In 2002 podded propulsors using contra-rotating propellers (CRPs) were introduced, a configuration that sees two propellers facing each other but rotating in opposite directions, one propeller able to absorb some energy from the other. This idea has found limited employment to date, largely because of cost, but Japan’s ShinNihonkai ferry company had two sets of ABB-manufactured CRP Azipods installed on two of its newbuildings in 2004. To date it has reported fuel savings of about 20 percent, as well as obtaining 15 percent more cargo capacity, when compared to ships of a similar size using conventional shafted propulsion.
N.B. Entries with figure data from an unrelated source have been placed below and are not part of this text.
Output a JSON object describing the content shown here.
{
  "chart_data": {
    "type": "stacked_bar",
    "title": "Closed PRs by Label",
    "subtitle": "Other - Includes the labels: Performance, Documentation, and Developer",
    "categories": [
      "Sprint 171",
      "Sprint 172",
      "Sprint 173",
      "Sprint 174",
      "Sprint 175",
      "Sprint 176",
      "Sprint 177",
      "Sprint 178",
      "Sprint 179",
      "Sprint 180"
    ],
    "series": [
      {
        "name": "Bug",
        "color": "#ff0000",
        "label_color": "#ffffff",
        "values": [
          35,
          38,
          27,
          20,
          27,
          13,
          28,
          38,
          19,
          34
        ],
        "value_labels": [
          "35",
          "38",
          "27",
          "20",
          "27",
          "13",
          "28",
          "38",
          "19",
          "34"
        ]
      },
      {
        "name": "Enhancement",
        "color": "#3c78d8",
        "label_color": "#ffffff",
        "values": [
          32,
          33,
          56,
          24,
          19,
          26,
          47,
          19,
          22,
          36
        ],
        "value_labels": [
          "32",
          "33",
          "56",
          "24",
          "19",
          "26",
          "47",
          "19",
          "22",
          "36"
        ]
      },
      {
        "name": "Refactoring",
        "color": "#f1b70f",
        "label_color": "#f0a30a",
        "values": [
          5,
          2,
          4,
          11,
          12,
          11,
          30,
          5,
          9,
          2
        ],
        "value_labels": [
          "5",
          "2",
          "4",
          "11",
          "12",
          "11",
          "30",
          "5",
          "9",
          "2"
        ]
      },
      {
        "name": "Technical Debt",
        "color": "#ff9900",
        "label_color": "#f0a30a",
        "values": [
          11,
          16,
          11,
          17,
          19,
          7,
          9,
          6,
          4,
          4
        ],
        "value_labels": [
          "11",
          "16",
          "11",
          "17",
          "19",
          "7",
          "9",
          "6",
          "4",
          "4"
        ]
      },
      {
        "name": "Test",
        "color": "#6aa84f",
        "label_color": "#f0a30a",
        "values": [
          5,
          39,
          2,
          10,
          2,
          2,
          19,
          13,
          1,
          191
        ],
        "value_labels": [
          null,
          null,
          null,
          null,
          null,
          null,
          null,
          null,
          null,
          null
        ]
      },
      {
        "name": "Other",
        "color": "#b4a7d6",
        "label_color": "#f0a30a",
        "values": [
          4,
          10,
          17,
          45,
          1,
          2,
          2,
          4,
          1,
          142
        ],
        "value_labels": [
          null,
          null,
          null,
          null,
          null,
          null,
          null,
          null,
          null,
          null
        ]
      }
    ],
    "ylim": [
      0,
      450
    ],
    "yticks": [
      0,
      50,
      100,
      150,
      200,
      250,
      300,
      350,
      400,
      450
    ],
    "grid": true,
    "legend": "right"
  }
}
An offshoot of podded propulsion has been the concept of rudder/propeller combinations, such as Wärtsilä’s “Energopac” and Rolls-Royce’s “Promas,” that can achieve a fuel consumption reduction of about 9 percent in optimum conditions. Helsinki-based Finnlines has been one of the first companies to choose this device and is having it installed on six new ro/ros being built in China.

Riding on Air
Another Scandinavian company taking a very active approach to enhancing a ship’s overall efficiency is Sweden’s Stena Bulk, which has begun model testing of its new EMAXair design centered around a 15,000-dwt product tanker being developed for Baltic trading. The main focus of the concept is on dramatically reducing bunker consumption and emissions while incorporating such safety features as double engines, double steering gear and double navigation systems. The “air” part of the EMAXair name comes from the fact that the design will feature a unique hull and bulbous bow shape that will allow the tanker to ride on a cushion of air. The bottom of the hull will have a cavity extended forward with help of the newly developed bulbous bow where air pressure will be maintained by compressors. Since friction between water and air is lower than between water and steel, the vessel’s resistance will be significantly reduced. The new Stena tanker will also make use of duel-fuel engines running on either marine diesel oil (MDO) or LNG to turn large 4.8-meter diameter slow-rotating propellers for an optimal service speed of 13 knots. At this speed the ship will consume about 15 metric tons of LNG per day while producing 35-40 percent less carbon dioxide than an oil-fueled conventional vessel of comparable size, along with 90 percent less nitrogen oxide, no sulfur oxide, and 99 percent fewer particles, all without the use of catalytic converters. When conditions are right the Stena tanker will also make use of a kite sail installed at the bow to reduce fuel consumption even further.

Japan’s ISHIN Ferry
Similar to Stena Bulk’s plan for new energy-efficient tankers is a next-generation ferry drawn up by Japan’s Mitsui O.S.K. Lines. Titled “ISHIN”, which stands for “Innovations in Sustainability backed by Historically proven, INtegrated technologies”, the new ferry, like the tanker, will make use of hull air lubrication technology. The air will be collected and recirculated to save even more energy, and the ship will use an ultra-low friction bottom coating in which micro patterned indentations will form to trap water and help reduce drag. The ISHIN ferry will use LNG as its fuel when under way, and zero-emission operation will be achieved while at berth by the use of shore power and rechargeable lithium ion batteries. These batteries will be partially charged from solar films that will be installed on all cabin windows to reduce light while supplying electricity. The LNG/electric ship will also utilize a contra-rotating propeller system, with the rear propeller absorbing rotation energy from the front, while the propellers will be fitted with MOL-developed Propeller Boss Cap Fins (PBCF) to achieve even more savings.